Christian Wood led the way, as he controlled the paint on all aspects with rebounding and putbacks. He played an incredible game after having a poor performance versus the Timberwolves. Silas showed complete trust in allowing Wood to open sets, as he walked the ball down the court several times, and in transition too. Wood became aggressive on the perimeter with open shooting and tough shots, and long strides towards the rim. He finished the night with 31 points and 13 rebounds off 66 percent shooting from the field.

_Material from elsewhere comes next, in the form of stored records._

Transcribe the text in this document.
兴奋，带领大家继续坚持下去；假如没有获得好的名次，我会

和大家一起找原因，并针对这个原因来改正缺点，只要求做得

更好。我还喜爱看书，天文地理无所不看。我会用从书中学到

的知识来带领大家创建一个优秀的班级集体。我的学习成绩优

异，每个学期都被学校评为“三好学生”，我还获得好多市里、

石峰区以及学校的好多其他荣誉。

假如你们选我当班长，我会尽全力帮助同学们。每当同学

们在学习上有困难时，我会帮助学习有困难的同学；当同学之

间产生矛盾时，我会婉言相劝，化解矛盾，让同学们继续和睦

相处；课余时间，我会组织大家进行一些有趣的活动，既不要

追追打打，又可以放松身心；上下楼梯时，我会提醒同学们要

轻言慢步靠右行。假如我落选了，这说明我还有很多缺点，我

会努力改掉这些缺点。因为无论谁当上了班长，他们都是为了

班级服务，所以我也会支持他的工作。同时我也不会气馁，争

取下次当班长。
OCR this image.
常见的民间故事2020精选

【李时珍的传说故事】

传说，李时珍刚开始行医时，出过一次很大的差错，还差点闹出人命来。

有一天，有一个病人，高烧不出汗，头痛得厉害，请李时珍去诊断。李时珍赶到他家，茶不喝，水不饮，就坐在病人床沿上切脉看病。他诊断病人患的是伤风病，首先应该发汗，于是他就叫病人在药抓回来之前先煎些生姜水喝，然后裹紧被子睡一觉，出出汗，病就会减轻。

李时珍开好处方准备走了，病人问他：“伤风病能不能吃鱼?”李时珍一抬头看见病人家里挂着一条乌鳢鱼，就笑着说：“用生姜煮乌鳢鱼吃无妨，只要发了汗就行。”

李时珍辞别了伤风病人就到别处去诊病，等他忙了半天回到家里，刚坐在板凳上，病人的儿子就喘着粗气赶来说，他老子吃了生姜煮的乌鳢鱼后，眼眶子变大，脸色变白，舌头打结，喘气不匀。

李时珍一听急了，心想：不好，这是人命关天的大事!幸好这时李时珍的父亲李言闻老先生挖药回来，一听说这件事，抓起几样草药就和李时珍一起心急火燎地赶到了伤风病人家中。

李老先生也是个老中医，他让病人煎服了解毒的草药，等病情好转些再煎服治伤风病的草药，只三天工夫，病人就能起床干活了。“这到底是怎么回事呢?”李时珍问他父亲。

The young core for the Thunder had a tough night defending Wood from every aspect. Hopefully, he keeps this play up. Silas loved the space that was created throughout the game for Wood, which included the help from Eric Gordon, as he continued to play better. Wood continues to develop underneath the Silas umbrella. He had a great feel for off-the-dribble shooting a few times. Wood becomes more dangerous when space is created on the court.

"It allows me to show what I can do. It allows the floor to be open and I can create for other guys and create for myself," Wood said.

As Gordon continues to impress, his teammate Kevin Porter Jr was amazed with his performance.

Gordon looked marvelous inside and outside of the paint, as it looked like a time ripple. The younger guards of the Thunder had a tough time staying in front of Gordon. His size and strength gave the Thunder a huge problem. Gordon is shooting the ball better too, as he is shooting the three-ball at 70 percent this season. Although it's a small sample size, Gordon is trying to overcome his shooting struggles from last year. Gordon finished with 22 points on 66 percent shooting versus the Thunder.

"EG is the biggest part of this squad," Porter said. He comes in and just scores. We need somebody off the bench to do that. He is our guy when me and J come out, it's EG time and he knows that, and comes in aggressive. So much energy on the bench, and we need that every night from him if we want a chance to win."

As I recently mentioned Porter, his facilitation did look better versus the Thunder than the Timberwolves. Porter had nine turnovers in his first game but managed to have two Friday night. He made great slip passes and found open teammates in the open corner. Porter forced a good number of passes versus the Timberwolves but looked more relaxed Friday night. The hardest position in the NBA is the point guard position, but Silas will not allow Porter to fail. Instead of nine turnovers, Porter dished out nine assists. Silas said:

"Bounce back right, going from nine turnovers to nine assists… I think he had two turnovers tonight, which is great. He is making plays for his teammates, and he was really focused."

Porter's shiftiness and creative ability allowed his teammates to get open looks near the rim. He had 18 points because of his step-back threes and first step going towards the basket. Thankfully, Porter is a great ball handler, which confuses defenders on different spots on the court. It's almost like watching a ballerina skate on ice in the Olympics. Hopefully, his confidence continues to get better throughout the year. Porter shot the three-ball at 50 percent tonight. Efficiency is key for Porter this year.

"I'm just trying to let the game slow down," Porter said. "I had a lot of turnovers last game and I just wanted to piggyback and learn from them and learn from some of my forced passes and reads. And sometimes I still force it a little bit. My guys hate that, and sometimes I'm still passive and I'm working on that. When to pass and score and bounce it out, and tonight I felt like I did a good job of that."